If you look at the example, Joe from Joe’s Plumbing orders supplies that tend to sit on his shelves for 60 days. He then consumes the supplies during a service call and his customers take an average of 60 days to pay. In this case, the cash gap is 90 days.
So what is a cash gap and how do you reduce it? Quite simply, the cash gap is the difference between the time you pay for the inventory and the time you get paid by your customers. In Joe’s case, he was paid 120 days from the time he received the inventory but had to pay his vendor within 30 days. Therefore, his cash gap was 120 days minus 30 days or 90 days. How do you reduce your cash gap? There are really only three ways: 1) Reduce the number of days you carry your inventory, 2) Gain extended terms from your suppliers, and 3) Reduce the time it takes to get paid from your customers. Let’s explore each of these options.
The most overlooked, yet one of the most effective methods of improving cash flow is to simply improve your warehousing operation. By increasing your turns from six per year to twelve per year you will reduce your inventory from 60 days to 30 days. This way you will ship your products by the time you have to pay your vendors for them and reduced your cash gap by 30 days.
To ensure creditworthiness, you need to make certain that you pay your vendors in a timely manner. If you are unable to do so, you should contact your vendors to work out arrangements. Having said that, here are some tips to help you manage your payables. First, take full advantage of creditor payment terms. If a payment is due in 30 days, don’t pay it in 15 days. Next, use electronic funds transfer to make payments on the last day they are due. You will remain current with suppliers while retaining the use of your funds as long as possible. Finally, don’t always focus on the lowest price when choosing a vendor. Sometimes more flexible payment terms can improve your cash flow more than a cheap price.

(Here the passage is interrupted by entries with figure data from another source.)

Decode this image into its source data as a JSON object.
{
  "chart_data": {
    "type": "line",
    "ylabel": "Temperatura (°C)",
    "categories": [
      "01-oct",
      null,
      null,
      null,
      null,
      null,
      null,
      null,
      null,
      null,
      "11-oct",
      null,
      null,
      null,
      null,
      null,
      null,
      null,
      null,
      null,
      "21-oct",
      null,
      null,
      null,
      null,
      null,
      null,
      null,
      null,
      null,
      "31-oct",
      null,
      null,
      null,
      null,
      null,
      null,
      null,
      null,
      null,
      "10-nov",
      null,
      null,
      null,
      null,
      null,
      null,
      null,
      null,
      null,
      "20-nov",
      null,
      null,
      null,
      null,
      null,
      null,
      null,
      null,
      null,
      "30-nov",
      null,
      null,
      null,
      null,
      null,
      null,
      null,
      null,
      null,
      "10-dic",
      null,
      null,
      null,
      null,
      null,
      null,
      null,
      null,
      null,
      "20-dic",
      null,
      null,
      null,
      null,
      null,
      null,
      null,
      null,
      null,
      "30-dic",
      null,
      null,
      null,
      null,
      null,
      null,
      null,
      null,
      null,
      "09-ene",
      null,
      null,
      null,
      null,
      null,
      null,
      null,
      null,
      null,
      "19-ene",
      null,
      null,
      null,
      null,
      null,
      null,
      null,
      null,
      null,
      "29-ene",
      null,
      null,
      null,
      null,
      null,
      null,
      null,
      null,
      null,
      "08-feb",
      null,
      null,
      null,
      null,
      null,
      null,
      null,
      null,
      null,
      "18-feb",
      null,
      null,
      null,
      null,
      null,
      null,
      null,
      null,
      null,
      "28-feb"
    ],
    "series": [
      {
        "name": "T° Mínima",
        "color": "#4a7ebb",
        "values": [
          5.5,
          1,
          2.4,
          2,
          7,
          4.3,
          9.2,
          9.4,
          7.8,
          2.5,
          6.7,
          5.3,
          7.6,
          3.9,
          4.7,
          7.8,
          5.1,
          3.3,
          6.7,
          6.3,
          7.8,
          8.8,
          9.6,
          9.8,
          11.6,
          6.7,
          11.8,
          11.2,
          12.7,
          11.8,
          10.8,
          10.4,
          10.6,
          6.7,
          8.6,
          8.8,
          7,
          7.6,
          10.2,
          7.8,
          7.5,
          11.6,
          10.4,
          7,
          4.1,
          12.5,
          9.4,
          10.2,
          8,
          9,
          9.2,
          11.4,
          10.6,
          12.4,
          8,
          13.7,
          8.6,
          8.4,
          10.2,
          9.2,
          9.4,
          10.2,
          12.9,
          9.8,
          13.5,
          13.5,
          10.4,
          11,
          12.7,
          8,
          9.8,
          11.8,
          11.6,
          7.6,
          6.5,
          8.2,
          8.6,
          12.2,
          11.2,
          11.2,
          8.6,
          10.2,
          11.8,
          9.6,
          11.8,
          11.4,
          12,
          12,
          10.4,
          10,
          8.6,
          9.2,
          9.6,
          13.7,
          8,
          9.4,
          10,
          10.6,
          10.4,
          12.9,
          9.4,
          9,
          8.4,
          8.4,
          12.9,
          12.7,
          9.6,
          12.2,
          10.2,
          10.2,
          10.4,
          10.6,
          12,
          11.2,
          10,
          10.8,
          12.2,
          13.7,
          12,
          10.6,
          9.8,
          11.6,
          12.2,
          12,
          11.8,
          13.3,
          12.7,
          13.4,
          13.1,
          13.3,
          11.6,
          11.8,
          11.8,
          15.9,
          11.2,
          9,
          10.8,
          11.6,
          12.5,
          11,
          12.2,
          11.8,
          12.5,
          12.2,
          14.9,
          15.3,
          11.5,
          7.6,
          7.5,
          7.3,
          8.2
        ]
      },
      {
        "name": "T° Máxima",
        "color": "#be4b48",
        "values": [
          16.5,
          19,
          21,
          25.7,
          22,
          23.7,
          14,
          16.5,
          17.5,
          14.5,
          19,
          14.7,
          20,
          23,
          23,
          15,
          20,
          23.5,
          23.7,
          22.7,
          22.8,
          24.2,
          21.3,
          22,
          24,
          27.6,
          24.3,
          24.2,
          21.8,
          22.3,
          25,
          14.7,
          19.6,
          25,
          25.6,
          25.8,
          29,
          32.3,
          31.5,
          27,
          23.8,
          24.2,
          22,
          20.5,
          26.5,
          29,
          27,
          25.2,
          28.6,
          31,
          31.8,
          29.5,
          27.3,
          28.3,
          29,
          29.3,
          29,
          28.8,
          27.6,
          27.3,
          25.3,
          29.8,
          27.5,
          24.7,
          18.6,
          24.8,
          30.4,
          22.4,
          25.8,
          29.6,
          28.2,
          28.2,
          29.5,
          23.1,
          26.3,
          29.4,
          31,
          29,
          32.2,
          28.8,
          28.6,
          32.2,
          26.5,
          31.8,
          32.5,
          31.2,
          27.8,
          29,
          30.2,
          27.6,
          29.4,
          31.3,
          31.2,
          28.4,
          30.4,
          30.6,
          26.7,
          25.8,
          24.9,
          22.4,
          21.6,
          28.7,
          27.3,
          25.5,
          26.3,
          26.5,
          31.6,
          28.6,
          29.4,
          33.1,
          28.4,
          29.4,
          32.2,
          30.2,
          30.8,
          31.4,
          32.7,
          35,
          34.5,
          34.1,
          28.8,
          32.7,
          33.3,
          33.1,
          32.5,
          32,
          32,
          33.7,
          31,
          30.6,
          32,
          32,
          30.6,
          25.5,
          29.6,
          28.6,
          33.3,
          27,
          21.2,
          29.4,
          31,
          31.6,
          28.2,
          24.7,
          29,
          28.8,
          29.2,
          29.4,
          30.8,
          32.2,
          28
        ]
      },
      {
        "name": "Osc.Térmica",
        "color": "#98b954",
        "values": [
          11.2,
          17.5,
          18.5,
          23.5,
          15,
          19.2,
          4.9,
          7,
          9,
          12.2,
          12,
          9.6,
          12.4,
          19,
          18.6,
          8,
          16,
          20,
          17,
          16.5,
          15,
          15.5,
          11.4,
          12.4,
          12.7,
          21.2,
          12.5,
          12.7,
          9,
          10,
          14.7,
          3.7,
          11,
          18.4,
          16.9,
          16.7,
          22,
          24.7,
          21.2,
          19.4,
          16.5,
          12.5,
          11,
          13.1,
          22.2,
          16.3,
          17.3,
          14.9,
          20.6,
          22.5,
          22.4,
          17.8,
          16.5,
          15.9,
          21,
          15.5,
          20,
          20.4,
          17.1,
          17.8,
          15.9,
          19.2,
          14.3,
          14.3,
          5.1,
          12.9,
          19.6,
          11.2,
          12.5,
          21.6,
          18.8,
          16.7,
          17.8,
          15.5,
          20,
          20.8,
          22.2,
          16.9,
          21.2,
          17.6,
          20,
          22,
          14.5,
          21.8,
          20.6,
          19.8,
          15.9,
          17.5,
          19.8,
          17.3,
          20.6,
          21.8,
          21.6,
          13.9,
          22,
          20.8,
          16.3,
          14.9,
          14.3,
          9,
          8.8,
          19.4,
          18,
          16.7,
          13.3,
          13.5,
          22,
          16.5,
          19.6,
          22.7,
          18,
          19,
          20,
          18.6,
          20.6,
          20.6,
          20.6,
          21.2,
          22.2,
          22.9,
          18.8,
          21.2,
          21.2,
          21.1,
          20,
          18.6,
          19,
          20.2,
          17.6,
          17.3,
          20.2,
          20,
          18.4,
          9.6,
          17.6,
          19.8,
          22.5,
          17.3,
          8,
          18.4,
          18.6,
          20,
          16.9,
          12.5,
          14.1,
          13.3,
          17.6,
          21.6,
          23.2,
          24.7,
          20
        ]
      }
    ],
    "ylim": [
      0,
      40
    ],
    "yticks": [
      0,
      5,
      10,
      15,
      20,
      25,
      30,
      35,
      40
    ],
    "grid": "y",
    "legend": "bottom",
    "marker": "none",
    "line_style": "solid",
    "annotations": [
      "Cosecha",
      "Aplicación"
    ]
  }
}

Last, but certainly not least, you need to improve your receivables. If you are like Joe and it takes an average of 60 days to get paid by your customers. You are acting as a bank for your customers. There are many strategies to reduce your receivables but often the most effective is to simply pick up the phone, call your customer and ask for payment. Here are a few other well-tested strategies for improving receivables. Offer discounts to customers who pay their bills rapidly. Ask customers to make deposit payments at the time orders are taken. Require credit checks on all new customers before extending credit. Offer c. o. d. (cash on delivery) for all customers who do not meet your creditworthiness hurdle or who are slow paying. Issue invoices on the day the product is shipped, do not wait until the end of the month. One strategy I have used successfully in the past is to offer a sales contest but include in the rules that the customer must be current to receive a payment.
If you improve your inventory position, manage your payables and reduce your receivables you can reduce your cash gap from 90 days to under 30 days, freeing up more cash to invest in the growth of your business. Remember, cash is king!